Many people make the mistake of attempting to compensate for slowed weight loss by drastically cutting back on caloric intake. Unfortunately, this tends to have the opposite effect; if the body does not receive enough fuel for daily activities, it may respond by going into starvation mode. When this happens, the body attempts to compensate by converting calories directly into fat. This can be avoided by increasing caloric intake alongside an intensified physical workload.
Variety is the spice of life, but it is also an important component of any workout program. After following an unvarying exercise routine for weeks or months on end, the body is unable to continue shedding pounds at its previous rate. When this occurs, adding in a cardio element into the routine is often enough to produce further weight loss. Popular options include Zumba, kick-boxing or aerobic step classes; jogging and cycling are effective, as well.
Many times, people eschew weight-training exercises in favor of a straight cardio regimen. At first, this leads to rapid weight loss, but it becomes difficult to sustain over time. Incorporating bicep curls, bench presses or free weights into one's fitness routine helps to build muscle. As a result of building these muscles, the body burns more calories during periods of rest. While muscle does weigh more than fat, the long-term results are nonetheless favorable to one's weight loss efforts.
While starting a fitness routine is often sufficient to stimulate weight loss, progress may be stalled. One option, as discussed earlier, is to vary the type of activities; another option is to extend the duration of the activity. For example, someone who enjoyed a 30-minute walk around the neighborhood could gradually work up to an hour-long walk. If that seems extreme, one could increase the time in increments of 10 or 15 minutes.

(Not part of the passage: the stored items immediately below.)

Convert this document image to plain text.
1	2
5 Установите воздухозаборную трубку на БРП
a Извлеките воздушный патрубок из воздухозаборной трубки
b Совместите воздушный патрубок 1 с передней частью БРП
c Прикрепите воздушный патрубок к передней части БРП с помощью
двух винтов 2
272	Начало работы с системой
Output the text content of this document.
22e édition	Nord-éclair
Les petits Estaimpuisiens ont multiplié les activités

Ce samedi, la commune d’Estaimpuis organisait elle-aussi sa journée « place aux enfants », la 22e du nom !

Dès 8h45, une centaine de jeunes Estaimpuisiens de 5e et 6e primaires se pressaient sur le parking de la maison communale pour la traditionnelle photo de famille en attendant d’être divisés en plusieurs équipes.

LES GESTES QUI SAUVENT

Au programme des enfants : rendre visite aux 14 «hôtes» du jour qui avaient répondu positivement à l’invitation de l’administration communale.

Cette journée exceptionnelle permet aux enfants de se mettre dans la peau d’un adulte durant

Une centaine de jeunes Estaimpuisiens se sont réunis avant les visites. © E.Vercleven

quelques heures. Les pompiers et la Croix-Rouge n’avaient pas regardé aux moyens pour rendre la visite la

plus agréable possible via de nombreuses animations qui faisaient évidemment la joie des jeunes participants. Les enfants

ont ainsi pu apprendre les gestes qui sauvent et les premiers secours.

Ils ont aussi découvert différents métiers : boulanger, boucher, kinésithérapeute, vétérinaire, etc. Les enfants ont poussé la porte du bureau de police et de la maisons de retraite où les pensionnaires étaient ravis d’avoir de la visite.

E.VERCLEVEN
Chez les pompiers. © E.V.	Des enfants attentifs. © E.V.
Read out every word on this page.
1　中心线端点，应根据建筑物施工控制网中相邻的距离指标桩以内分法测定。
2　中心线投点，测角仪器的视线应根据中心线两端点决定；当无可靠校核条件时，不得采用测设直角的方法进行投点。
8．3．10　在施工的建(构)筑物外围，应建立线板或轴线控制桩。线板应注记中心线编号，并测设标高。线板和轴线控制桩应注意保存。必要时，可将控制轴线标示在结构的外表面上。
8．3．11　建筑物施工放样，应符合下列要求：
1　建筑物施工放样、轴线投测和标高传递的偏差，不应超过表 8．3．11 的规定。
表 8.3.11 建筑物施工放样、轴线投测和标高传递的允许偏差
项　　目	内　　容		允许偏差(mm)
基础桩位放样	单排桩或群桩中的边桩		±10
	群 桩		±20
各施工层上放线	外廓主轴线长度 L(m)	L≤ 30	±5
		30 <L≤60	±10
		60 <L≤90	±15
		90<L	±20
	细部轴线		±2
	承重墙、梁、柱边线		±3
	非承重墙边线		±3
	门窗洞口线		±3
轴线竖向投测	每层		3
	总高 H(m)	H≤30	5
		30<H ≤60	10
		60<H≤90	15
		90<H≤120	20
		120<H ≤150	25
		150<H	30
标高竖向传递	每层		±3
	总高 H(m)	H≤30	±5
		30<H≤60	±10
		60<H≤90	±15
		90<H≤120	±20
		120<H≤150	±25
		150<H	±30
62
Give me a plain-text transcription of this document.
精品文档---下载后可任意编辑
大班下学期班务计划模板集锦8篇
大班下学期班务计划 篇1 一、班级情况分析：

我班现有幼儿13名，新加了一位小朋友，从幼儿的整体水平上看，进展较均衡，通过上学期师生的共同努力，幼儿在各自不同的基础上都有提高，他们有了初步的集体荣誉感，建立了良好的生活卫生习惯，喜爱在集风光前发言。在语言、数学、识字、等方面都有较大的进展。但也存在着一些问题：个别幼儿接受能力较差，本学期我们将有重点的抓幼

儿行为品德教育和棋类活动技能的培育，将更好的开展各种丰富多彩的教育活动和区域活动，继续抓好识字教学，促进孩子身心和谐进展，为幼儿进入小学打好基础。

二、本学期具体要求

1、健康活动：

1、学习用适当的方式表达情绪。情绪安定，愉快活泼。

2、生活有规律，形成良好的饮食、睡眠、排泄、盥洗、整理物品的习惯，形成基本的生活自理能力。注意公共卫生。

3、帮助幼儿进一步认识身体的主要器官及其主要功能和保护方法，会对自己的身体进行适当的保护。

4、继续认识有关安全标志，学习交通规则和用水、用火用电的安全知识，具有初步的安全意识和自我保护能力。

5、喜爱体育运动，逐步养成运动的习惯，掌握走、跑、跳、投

When it comes to burning a few additional calories throughout the day, an individual has many simple, completely free options. For example, one might forgo the elevator or escalator in favor of the stairs, choose a parking spot far away from the store's entrance or even walk or bike to a nearby shop instead of jumping in the car. This type of small change soon becomes second nature, making it easier to continue losing weight.
Above all, it is critical to persevere through this period by making the changes needed to resume weight loss progress. Initial progress must be jump-started with an increase in activity, and this period is no different. Steeling oneself against this moment will go a long way in avoiding burnout and frustration. During this time, emotional support and other motivational factors are often sufficient to stimulate continued progress.
When someone makes the commitment to lose weight in the long run, dedication is required throughout the entire journey. By making adjustments to the chosen course of action during a weight-loss plateau, an individual can enjoy continued success and sustainable results.